The blood volume in the bird varies between 6 and 12% of its body weight depending on the species. It is reasonable to take an average and estimate that the blood volume of a parrot is 10% of its total weight. During a blood test, we can withdraw an amount of blood corresponding to 1% of the parrot’s weight if it is healthy and 0.5% if it suffers from an illness.
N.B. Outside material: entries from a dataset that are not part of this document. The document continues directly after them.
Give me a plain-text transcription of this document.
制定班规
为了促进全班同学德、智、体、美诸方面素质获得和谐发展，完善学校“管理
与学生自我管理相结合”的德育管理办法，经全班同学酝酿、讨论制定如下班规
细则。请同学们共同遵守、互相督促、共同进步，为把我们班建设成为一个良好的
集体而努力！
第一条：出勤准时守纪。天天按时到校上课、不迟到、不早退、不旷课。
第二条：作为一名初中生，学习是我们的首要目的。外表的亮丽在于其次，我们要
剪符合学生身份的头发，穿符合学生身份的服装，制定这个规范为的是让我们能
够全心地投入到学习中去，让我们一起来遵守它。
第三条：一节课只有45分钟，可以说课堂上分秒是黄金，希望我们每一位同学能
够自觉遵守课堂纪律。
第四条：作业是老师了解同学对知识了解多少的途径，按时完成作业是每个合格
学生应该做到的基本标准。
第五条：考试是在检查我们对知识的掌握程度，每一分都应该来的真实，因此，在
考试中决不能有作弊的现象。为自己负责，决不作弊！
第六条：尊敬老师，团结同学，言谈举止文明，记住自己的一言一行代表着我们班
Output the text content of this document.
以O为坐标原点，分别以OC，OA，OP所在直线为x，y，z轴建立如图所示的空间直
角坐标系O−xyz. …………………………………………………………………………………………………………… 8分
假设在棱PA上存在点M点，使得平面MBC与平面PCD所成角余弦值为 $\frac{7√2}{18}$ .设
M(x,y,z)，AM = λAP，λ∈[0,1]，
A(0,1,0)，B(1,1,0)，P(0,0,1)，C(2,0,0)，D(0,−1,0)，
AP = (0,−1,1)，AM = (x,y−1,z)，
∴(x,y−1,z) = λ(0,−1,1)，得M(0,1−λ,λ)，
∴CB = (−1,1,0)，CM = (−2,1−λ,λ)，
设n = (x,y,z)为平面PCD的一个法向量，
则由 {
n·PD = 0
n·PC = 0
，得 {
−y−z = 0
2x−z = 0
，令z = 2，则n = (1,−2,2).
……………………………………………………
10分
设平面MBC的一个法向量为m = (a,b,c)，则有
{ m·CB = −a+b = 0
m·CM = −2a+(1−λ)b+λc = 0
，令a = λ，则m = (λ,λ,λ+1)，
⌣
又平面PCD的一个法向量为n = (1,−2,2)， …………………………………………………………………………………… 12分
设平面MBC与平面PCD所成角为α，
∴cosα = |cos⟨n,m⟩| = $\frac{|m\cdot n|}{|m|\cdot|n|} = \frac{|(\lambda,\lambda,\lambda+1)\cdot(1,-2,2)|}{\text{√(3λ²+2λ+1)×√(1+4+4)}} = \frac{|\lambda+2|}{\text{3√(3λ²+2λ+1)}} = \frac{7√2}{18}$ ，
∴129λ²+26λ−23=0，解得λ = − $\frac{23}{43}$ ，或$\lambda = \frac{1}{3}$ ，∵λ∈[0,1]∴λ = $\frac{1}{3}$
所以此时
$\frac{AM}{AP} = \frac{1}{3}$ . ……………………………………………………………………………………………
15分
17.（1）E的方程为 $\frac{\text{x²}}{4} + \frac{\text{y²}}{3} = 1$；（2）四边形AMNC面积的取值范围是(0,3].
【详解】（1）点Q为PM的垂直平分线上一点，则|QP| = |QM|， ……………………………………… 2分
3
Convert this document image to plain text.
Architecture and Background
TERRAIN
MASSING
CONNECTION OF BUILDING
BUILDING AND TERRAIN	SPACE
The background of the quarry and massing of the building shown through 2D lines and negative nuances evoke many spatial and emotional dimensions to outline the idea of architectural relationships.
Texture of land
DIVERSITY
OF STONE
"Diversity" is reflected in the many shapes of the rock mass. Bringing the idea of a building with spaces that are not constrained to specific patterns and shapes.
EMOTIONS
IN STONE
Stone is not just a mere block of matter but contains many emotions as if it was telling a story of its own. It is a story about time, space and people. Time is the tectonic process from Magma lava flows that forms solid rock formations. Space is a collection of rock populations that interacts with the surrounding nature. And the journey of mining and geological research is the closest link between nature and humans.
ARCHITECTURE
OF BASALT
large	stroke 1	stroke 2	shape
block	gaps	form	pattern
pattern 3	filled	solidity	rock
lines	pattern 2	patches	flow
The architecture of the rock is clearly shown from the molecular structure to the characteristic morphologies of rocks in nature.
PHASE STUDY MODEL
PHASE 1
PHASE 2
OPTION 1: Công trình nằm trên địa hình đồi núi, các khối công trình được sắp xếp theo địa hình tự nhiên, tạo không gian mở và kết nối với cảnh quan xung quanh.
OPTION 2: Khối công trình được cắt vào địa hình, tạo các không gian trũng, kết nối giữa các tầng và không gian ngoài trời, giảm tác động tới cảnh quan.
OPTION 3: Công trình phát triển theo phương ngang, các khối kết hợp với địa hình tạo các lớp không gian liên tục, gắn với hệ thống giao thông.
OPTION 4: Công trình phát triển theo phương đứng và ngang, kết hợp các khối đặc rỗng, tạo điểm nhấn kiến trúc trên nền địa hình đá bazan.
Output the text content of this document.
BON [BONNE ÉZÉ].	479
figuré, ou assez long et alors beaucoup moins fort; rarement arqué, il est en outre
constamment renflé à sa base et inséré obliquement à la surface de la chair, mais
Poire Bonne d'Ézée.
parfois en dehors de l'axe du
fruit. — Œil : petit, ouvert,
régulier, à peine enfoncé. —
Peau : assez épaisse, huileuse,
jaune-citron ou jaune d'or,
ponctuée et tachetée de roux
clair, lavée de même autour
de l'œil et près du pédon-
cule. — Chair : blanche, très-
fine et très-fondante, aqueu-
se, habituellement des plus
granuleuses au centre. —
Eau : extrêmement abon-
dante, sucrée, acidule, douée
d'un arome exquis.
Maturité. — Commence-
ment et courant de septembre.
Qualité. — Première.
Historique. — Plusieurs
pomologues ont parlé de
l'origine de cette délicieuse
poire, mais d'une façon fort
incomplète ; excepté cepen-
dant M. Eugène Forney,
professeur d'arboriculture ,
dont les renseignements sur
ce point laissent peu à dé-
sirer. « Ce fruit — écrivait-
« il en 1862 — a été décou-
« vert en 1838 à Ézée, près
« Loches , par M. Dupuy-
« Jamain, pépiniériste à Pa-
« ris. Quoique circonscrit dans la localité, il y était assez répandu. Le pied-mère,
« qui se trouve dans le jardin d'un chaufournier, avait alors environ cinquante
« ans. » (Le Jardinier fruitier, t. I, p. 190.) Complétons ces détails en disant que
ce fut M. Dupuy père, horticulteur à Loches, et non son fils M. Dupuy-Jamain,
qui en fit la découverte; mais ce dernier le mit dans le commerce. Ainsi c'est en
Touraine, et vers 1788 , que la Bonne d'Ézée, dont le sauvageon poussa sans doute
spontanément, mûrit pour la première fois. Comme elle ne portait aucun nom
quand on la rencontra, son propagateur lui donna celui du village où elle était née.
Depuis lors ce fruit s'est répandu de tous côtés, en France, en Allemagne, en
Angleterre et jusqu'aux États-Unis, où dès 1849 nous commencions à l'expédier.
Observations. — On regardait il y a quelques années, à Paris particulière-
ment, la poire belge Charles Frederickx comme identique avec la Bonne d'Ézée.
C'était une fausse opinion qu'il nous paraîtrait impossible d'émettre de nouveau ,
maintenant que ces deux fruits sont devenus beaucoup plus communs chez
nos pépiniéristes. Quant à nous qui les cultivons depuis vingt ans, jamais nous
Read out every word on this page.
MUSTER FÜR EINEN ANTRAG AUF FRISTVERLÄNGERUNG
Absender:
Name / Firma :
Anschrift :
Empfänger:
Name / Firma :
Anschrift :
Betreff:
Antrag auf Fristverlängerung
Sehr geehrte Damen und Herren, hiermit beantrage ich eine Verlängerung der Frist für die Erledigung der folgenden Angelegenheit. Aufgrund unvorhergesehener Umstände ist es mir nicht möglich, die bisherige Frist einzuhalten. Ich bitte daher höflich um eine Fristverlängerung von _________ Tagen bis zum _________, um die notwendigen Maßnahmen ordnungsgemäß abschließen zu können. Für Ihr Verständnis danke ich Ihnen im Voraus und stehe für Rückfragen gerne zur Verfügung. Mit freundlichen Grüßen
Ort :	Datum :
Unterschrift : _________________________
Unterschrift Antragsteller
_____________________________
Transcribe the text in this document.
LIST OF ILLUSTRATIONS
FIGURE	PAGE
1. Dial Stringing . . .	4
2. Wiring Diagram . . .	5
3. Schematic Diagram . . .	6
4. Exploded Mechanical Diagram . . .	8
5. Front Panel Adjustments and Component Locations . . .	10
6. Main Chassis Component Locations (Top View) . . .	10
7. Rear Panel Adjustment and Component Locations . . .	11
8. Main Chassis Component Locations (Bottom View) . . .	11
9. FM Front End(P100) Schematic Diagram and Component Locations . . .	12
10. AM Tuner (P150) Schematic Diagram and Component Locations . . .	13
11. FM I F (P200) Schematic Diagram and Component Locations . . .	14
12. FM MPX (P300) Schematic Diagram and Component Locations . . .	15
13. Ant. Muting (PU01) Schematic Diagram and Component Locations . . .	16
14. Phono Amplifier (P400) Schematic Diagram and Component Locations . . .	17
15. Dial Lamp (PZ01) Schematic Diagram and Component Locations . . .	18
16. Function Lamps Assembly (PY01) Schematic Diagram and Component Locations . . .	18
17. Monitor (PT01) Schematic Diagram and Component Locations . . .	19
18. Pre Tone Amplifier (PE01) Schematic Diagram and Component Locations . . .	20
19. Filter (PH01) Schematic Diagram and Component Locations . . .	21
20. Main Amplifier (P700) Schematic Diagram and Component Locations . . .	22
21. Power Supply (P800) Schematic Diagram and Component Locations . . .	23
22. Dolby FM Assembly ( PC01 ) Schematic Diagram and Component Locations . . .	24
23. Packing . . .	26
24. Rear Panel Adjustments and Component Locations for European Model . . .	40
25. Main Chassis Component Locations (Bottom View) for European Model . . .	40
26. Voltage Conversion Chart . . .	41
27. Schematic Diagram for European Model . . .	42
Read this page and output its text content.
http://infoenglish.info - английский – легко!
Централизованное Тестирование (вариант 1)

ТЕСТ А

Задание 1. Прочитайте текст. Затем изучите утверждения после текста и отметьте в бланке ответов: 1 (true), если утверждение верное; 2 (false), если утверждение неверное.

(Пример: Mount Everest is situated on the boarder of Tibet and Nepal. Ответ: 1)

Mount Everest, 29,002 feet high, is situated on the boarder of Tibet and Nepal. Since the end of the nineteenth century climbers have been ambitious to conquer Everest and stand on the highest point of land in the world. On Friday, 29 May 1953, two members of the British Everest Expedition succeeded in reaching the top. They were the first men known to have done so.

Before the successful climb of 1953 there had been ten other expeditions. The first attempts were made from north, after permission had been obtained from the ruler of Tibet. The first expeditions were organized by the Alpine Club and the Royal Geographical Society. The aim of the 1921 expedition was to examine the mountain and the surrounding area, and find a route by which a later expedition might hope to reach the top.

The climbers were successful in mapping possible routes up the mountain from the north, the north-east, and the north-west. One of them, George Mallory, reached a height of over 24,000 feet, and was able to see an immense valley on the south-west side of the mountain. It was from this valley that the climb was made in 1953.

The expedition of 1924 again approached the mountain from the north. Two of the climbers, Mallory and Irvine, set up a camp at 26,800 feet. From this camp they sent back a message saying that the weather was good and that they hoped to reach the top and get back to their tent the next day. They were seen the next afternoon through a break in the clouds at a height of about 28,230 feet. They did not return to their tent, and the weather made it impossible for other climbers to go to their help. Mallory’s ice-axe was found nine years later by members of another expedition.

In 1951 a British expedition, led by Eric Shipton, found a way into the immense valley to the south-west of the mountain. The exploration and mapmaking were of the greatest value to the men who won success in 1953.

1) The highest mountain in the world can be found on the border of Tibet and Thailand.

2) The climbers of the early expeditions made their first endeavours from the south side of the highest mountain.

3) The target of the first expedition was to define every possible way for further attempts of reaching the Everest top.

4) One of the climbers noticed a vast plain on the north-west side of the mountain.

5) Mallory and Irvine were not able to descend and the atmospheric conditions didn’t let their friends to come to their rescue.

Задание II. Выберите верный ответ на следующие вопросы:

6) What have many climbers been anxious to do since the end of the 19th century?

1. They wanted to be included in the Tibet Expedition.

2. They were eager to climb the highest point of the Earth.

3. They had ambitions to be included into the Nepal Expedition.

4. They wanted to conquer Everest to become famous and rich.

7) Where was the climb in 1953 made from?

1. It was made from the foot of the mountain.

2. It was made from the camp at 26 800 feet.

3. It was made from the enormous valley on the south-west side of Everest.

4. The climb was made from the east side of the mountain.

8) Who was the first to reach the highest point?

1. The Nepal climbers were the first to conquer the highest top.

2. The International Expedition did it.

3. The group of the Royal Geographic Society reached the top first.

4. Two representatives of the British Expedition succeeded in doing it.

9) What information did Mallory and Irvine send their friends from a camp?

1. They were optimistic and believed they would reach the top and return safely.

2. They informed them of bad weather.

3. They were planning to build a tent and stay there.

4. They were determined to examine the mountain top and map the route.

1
Where and how to take blood?

The sites used for puncture in parrots are usually the right jugular vein or the medial metatarsal vein. The ulnar vein, which is found in the internal part of the wing, can also be used; on the other hand, it is prone to hematoma formation very easily. And of course, it is possible to use the claw veins ( although I would only use this site as a last resort, as it causes severe pain to the bird ).

Right jugular vein

Venipuncture sites in parrots

The right jugular vein is larger and more visible than the left jugular vein and it is for this reason that we prefer to use the latter. It is important to be aware, however, that using this vein involves a risk. Close to this vein, lie the cervicocephalic air sac ( partly dorsal ) and the crop ( partly ventral ). In the event that the bird is very stressed ( which is not uncommon ), the air sac may swell a little or excessively, making puncture difficult. In addition, if the air sac is punctured during puncture and hemostasis ( stopping the bleeding) is not applied properly to the vessel, blood could potentially enter the air sac. If blood gets to the air sac, the parrot might sneeze blood or a blood clot. Even a perfectly executed procedure can lead to perforation of the air sac. In addition, in the event that a coagulopathy ( problem with blood clotting) is suspected in birds, this venipuncture site should be avoided due to the difficulty of performing hemostasis. This is because it is difficult to put strong pressure on the parrot’s neck without risking obstructing its breathing. Despite this, the jugular vein is an excellent collection site allowing us to acquire a good volume of blood quickly.

Medial metatarsal vein

Then we have the medial metatarsal vein. It is located in the tarsal joint on the inner part of the leg. It is a very stable vessel and not very mobile so it reduces the risk of hematoma although it is impossible to promise that a hematoma will not form after a blood sample. It is always possible that the bird is moving or that the pressure exerted on the vessel after the blood test is not fast and adequate enough. Another advantage of using this vein is the ability to apply a bandage to it to help with hemostasis. Obviously, when the parrot wears a ring or when it is “plump” and the vein is therefore hardly accessible and / or visible, the jugular vein might be a better option. Additionally, small parrot species like budgerigars, cockatiels, lovebirds, and many others have such a small medial metatarsal vein that it makes puncture virtually impossible. Thus, it is more advisable to use the jugular vein in small species.